Methods: The study comprised 448 new consecutive NSCLC patients seen from 1996 to 2001. A set of 30 anthropometric, clinical, physical, laboratory, radiological, and pathological variables was prospectively recorded for all patients. Patients were carefully followed-up, and their subsequent clinical course recorded.

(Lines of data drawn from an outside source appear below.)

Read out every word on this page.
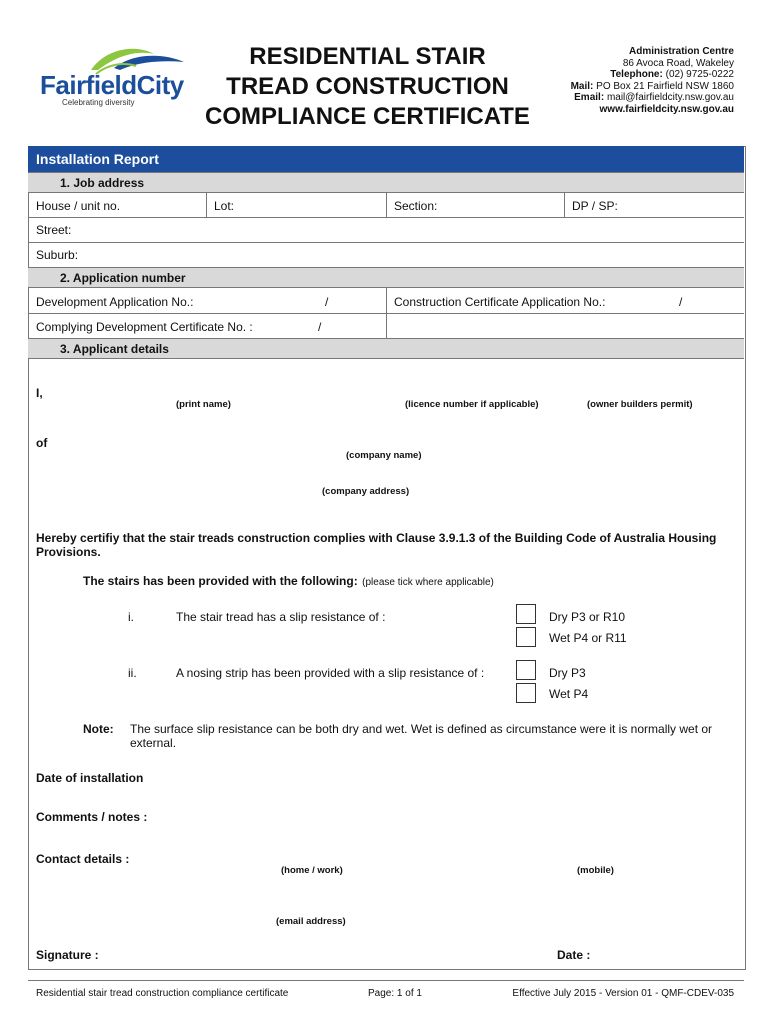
FairfieldCity
Celebrating diversity
RESIDENTIAL STAIR
TREAD CONSTRUCTION
COMPLIANCE CERTIFICATE
Administration Centre
86 Avoca Road, Wakeley
Telephone: (02) 9725-0222
Mail: PO Box 21 Fairfield NSW 1860
Email: mail@fairfieldcity.nsw.gov.au
www.fairfieldcity.nsw.gov.au
Installation Report
1. Job address
House / unit no.	Lot:	Section:	DP / SP:
Street:
Suburb:
2. Application number
Development Application No.:	/	Construction Certificate Application No.:	/
Complying Development Certificate No. :	/
3. Applicant details
I,
(print name)	(licence number if applicable)	(owner builders permit)
of
(company name)
(company address)
Hereby certifiy that the stair treads construction complies with Clause 3.9.1.3 of the Building Code of Australia Housing Provisions.
The stairs has been provided with the following: (please tick where applicable)
i.	The stair tread has a slip resistance of :	Dry P3 or R10
Wet P4 or R11
ii.	A nosing strip has been provided with a slip resistance of :	Dry P3
Wet P4
Note: The surface slip resistance can be both dry and wet. Wet is defined as circumstance were it is normally wet or external.
Date of installation
Comments / notes :
Contact details :
(home / work)	(mobile)
(email address)
Signature :	Date :
Residential stair tread construction compliance certificate	Page: 1 of 1	Effective July 2015 - Version 01 - QMF-CDEV-035
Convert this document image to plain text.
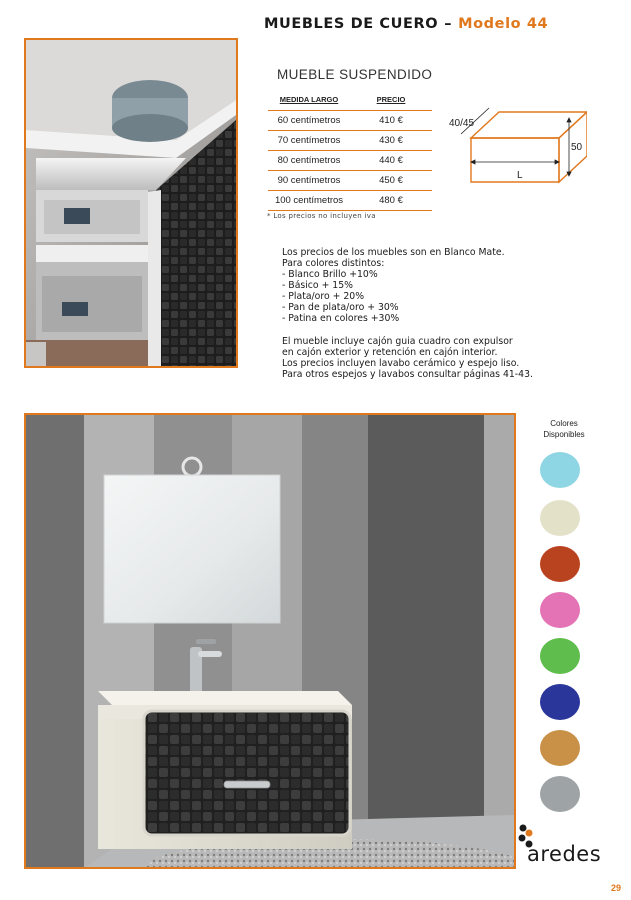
MUEBLES DE CUERO – Modelo 44
MUEBLE SUSPENDIDO
MEDIDA LARGO	PRECIO
60 centímetros	410 €
70 centímetros	430 €
80 centímetros	440 €
90 centímetros	450 €
100 centímetros	480 €
* Los precios no incluyen iva
40/45
50
L

Los precios de los muebles son en Blanco Mate.

Para colores distintos:

- Blanco Brillo +10%

- Básico + 15%

- Plata/oro + 20%

- Pan de plata/oro + 30%

- Patina en colores +30%

El mueble incluye cajón guia cuadro con expulsor

en cajón exterior y retención en cajón interior.

Los precios incluyen lavabo cerámico y espejo liso.

Para otros espejos y lavabos consultar páginas 41-43.

Colores
Disponibles
aredes
29
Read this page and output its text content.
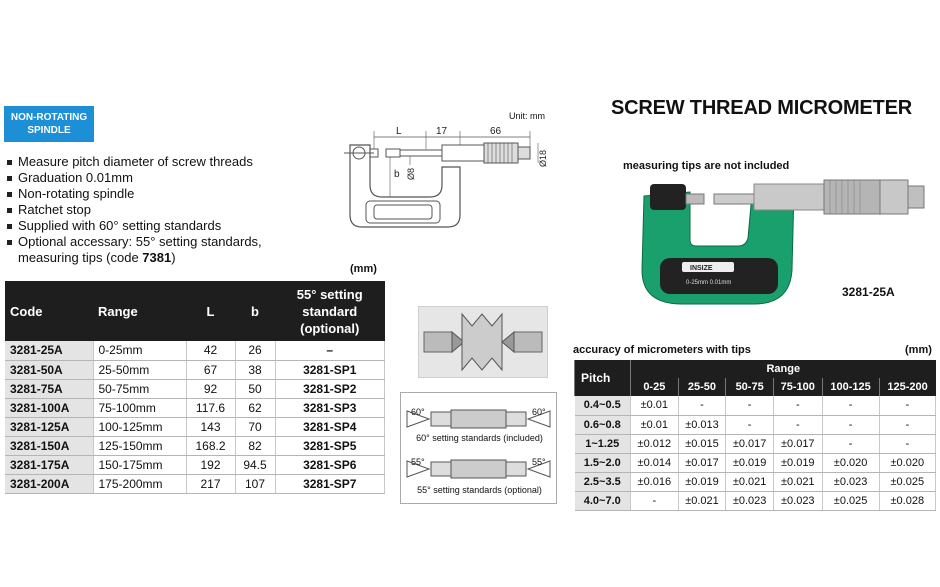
NON-ROTATING
SPINDLE
Measure pitch diameter of screw threads
Graduation 0.01mm
Non-rotating spindle
Ratchet stop
Supplied with 60° setting standards
Optional accessary: 55° setting standards,
measuring tips (code 7381)
L	17	66
b Ø8
Ø18
Unit: mm	SCREW THREAD MICROMETER
measuring tips are not included
INSIZE
0-25mm 0.01mm
3281-25A
(mm)
Code	Range	L	b	55° setting
standard
(optional)

3281-25A	0-25mm	42	26	–
3281-50A	25-50mm	67	38	3281-SP1
3281-75A	50-75mm	92	50	3281-SP2
3281-100A	75-100mm	117.6	62	3281-SP3
3281-125A	100-125mm	143	70	3281-SP4
3281-150A	125-150mm	168.2	82	3281-SP5
3281-175A	150-175mm	192	94.5	3281-SP6
3281-200A	175-200mm	217	107	3281-SP7
60°	60°
60° setting standards (included)
55°	55°
55° setting standards (optional)
accuracy of micrometers with tips	(mm)
Pitch	Range					
	0-25	25-50	50-75	75-100	100-125	125-200
0.4~0.5	±0.01	-	-	-	-	-
0.6~0.8	±0.01	±0.013	-	-	-	-
1~1.25	±0.012	±0.015	±0.017	±0.017	-	-
1.5~2.0	±0.014	±0.017	±0.019	±0.019	±0.020	±0.020
2.5~3.5	±0.016	±0.019	±0.021	±0.021	±0.023	±0.025
4.0~7.0	-	±0.021	±0.023	±0.023	±0.025	±0.028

Results: Increased values of NSE were present in 32% of the patients. Bivariate analyses showed that NSE, TPA and CEA were significantly correlated with each other, lactate dehydrogenase, tumour diameter, and disease extent. Univariate analyses showed that patients with elevated concentration of both NSE and TPA had significantly shorter survivals than patients with low values (30 [95% CI: 25-35] vs. 61 weeks [46-76], and 30 [CI: 24-36] vs. 59 weeks [40-79], respectively, P=0.0000). The Cox proportional hazards model including all the 22 variables significant in univariate analysis selected, in decreasing order of significance, the following variables: (1) N factor; (2) main treatment; (3) ECOG PS; (4) CNS metastasis; (5) age; (6) tumour cavitation; (7) NSE; (8) T factor; and (9) adrenal gland metastasis.
Conclusions: This data indicates that serum assay of NSE is a useful marker also in NSCLC and a significant predictor of survival, independently of the other prognostic factors.